Metric | GLM-5.1 Base | AC GLM-5.1 |
|---|---|---|
Rubric Score | .061 | .803 |
Turns | 40 | 16 |
Tool Calls | 104 | 42 |
Read Calls | 44 | 24 |
Bash Calls | 44 | 16 |
Tool Playload Tokens | 461k | 250k |
Over the course of training, the trained checkpoint exhibits markedly fewer total tool calls and makes more precise, targeted use of its bash and read calls. This results in vastly smaller total payloads returned from tools. Due to our compaction harness, the model can ingest far more tokens than its max context length but must learn to effectively use that effective context and avoid context rot.

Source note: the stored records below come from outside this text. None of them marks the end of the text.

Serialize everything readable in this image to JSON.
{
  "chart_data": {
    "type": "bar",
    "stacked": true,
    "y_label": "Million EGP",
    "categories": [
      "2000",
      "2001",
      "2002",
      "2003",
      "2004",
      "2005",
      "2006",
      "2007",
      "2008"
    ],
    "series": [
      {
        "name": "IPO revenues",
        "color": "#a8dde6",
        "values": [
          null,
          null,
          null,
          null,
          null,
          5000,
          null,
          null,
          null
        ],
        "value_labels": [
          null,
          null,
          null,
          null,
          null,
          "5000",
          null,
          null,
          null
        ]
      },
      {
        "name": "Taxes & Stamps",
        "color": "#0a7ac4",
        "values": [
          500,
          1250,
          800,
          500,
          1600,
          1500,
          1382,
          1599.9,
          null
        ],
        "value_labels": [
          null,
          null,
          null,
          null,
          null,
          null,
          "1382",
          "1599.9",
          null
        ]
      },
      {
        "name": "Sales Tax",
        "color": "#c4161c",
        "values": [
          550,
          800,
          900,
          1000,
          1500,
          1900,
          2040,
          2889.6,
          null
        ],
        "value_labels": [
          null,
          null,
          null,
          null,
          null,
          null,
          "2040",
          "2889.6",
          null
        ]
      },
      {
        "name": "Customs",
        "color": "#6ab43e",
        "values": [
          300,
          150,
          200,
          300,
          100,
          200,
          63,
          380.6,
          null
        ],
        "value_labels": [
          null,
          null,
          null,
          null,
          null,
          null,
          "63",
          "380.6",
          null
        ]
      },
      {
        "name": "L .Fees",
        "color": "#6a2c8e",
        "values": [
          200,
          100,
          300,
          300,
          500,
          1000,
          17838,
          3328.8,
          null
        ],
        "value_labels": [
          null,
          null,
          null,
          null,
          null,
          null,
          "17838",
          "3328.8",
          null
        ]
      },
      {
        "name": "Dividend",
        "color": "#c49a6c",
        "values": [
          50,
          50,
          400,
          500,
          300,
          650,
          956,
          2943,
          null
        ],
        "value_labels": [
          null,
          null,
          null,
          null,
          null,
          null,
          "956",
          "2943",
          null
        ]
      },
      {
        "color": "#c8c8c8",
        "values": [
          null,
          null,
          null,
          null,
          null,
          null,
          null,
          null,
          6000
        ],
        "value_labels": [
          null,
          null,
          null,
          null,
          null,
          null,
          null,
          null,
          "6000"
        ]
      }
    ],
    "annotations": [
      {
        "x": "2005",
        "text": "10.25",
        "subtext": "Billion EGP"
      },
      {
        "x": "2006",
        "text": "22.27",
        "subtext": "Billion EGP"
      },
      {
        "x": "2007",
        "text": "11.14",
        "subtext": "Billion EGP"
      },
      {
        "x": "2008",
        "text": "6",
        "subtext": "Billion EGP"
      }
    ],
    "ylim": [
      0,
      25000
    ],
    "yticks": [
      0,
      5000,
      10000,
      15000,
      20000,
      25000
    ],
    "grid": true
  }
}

In the base checkpoint, we see many uses of calls to functions ls, echo, and cat via the bash tool that dump huge amounts of tokens into the context window. Once the model attempts to make an output deliverable, it wastes 16 tool calls creating and revising its deliverable. In contrast, the trained model avoids unhelpful tool calls and uses targeted reads to collect context and relies on only two tool calls to construct and then verify its final deliverable.
In this task, the assignment is to review a set of documents for a proposed acquisition for Prism and produce a memo describing transaction structure, risk areas, and recommended next steps backed by specific details from the source documents. We see markedly better specificity and grounding in these trace excerpts:
GLM-5.1 Base | AC GLM-5.1 |
|---|---|
Tool Use Examples
| Tool Use Examples
|
Final Deliverable Excerpts
| Final Deliverable Excerpts
|
These trace excerpts show the model’s learned behaviors, showcasing its ability to make efficient, effective tool calls and make specific, grounded claims with relevant context from the supporting source documents.
Conclusion
Through our collaboration with Applied Compute on LAB, we trained GLM-5.1 into a state-of-the-art legal agent by optimizing the full stack: grader, harness, and full-parameter reinforcement learning on AC2. The resulting model lifts rubric pass rate from 0.853 to 0.913 and all-pass rate from 0.059 to 0.126, making it the strongest available model by rubric pass rate and second only to Opus 4.8 Max on all-pass rate.
Just as importantly, our analysis traced these gains to concrete, interpretable behaviors in improved artifact completeness, sharper specificity, and stronger grounding, showing that the improvements reflect real legal competence.
We believe complementary techniques can continue improving the model. We expect further gains from relevance-masked self-distillation to strengthen grounding and agentic router training to optimize for cost alongside quality. We look forward to continuing to push the frontier of vertical agents with Applied Compute and sharing more as these systems move from benchmarks into production.